Otro sello de la comuna son sus molinos de viento. Durante décadas fueron el principal medio para extraer el agua con el que regaban los campos. Cada casa tenía al menos uno. Si bien su uso fue decayendo paulatinamente con el correr de los años, un grupo de vecinos, consciente de su valor histórico y patrimonial, decidió implementar un plan para recuperarlos.

Atractivos de Marchigue

Como les comenté en el encabezado de la nota, visitar Marchigue es empaparse de las costumbres más típicas del campo. Antes de probar su exclusivo vino, debes visitar Marchant para conocer cómo se fabrica artesanalmente la chica y el aguardiente. Pregunta por Jaime Gutiérrez, uno de los cultores más emblemáticos, quien te mostrará todo el proceso.

Aunque es una tradición más reciente, el vino de esta zona es reconocido por su excelencia. Viñas como Concha y Toro y Calcu regularmente ofrecen visitas guiadas a sus instalaciones. Recorrer sus cultivos, conocer el proceso de producción y terminar con una degustación en el atardecer, es una experiencia que debes regalarte.

Las parroninas más utilizadas en el campo de la zona central se elaboran en Marchigue. Luis Cerón, un reconocido talabartero del pueblo, es la persona a quien debes visitar para conocer cómo se elaboran y para que haga una a tu medida.
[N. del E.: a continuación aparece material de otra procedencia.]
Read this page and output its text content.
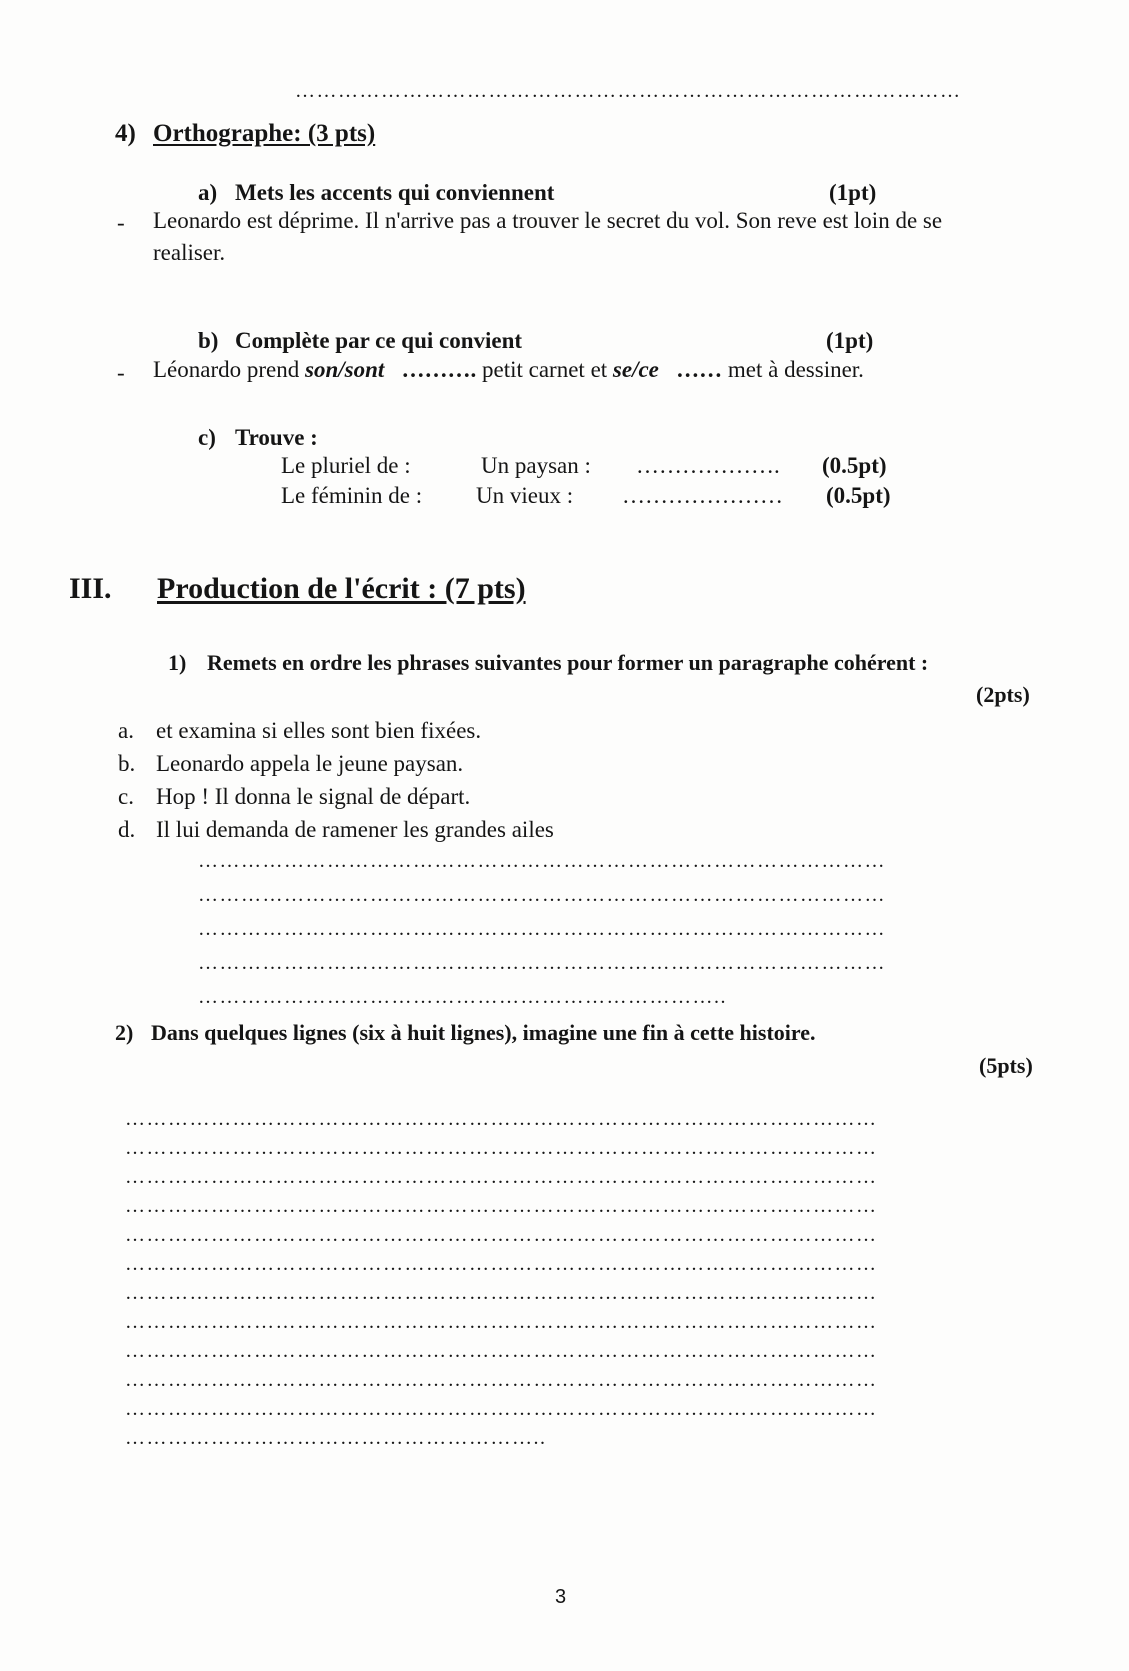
…………………………………………………………………………………
4) Orthographe: (3 pts)
a) Mets les accents qui conviennent	(1pt)
- Leonardo est déprime. Il n'arrive pas a trouver le secret du vol. Son reve est loin de se
realiser.
b) Complète par ce qui convient	(1pt)
- Léonardo prend son/sont ………. petit carnet et se/ce …… met à dessiner.
c) Trouve :
Le pluriel de :	Un paysan : ………………. (0.5pt)
Le féminin de : Un vieux : ………………… (0.5pt)
III. Production de l'écrit : (7 pts)
1) Remets en ordre les phrases suivantes pour former un paragraphe cohérent :
(2pts)
a. et examina si elles sont bien fixées.
b. Leonardo appela le jeune paysan.
c. Hop ! Il donna le signal de départ.
d. Il lui demanda de ramener les grandes ailes
……………………………………………………………………………………
……………………………………………………………………………………
……………………………………………………………………………………
……………………………………………………………………………………
………………………………………………………………..
2) Dans quelques lignes (six à huit lignes), imagine une fin à cette histoire.
(5pts)
……………………………………………………………………………………………
……………………………………………………………………………………………
……………………………………………………………………………………………
……………………………………………………………………………………………
……………………………………………………………………………………………
……………………………………………………………………………………………
……………………………………………………………………………………………
……………………………………………………………………………………………
……………………………………………………………………………………………
……………………………………………………………………………………………
……………………………………………………………………………………………
…………………………………………………..
3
La arcilla de Marchigue es especial. Y los alfareros de esta comuna lo saben. En el centro de pueblo hay tiendas donde sus fabricantes exponen y comercializan su trabajo. Visítalas. Te vas a llevar una grata sorpresa.

Recomendaciones

Marchigue es un destino que puedes visitar durante un día. Mi recomendación es que organices una visita de dos o tres días y recorras las comunas que forman parte de la Ruta del Vino. La mejor alternativa es que fijes como centro de operaciones Santa Cruz, una comuna que ha crecido cuantitativamente en los últimos años gracias al turismo. Allí hay hoteles, hostales e incluso un casino.

Clima de Marchigue

Marchigue posee un clima mediterráneo. Los veranos son calurosos y secos, con una temperatura promedio de 23C°. Durante los meses de invierno, la media es de 14 C°.

Dónde está Marchigue

Marchigue se ubica en la provincia de Cardenal Caro, en la región de O’Higgins. Forma parte de la Ruta del Vino del Valle de Colchagua. Son 182 los kilómetros que separan esta comuna de Santiago, que en tiempo de viaje se traduce aproximadamente en dos horas y 30 minutos. La forma más expedita para llegar es tomar la Ruta 5 sur hasta llegar a la ciudad de San Fernando. Allí debes doblar hacia el poniente y seguir por la Ruta 90.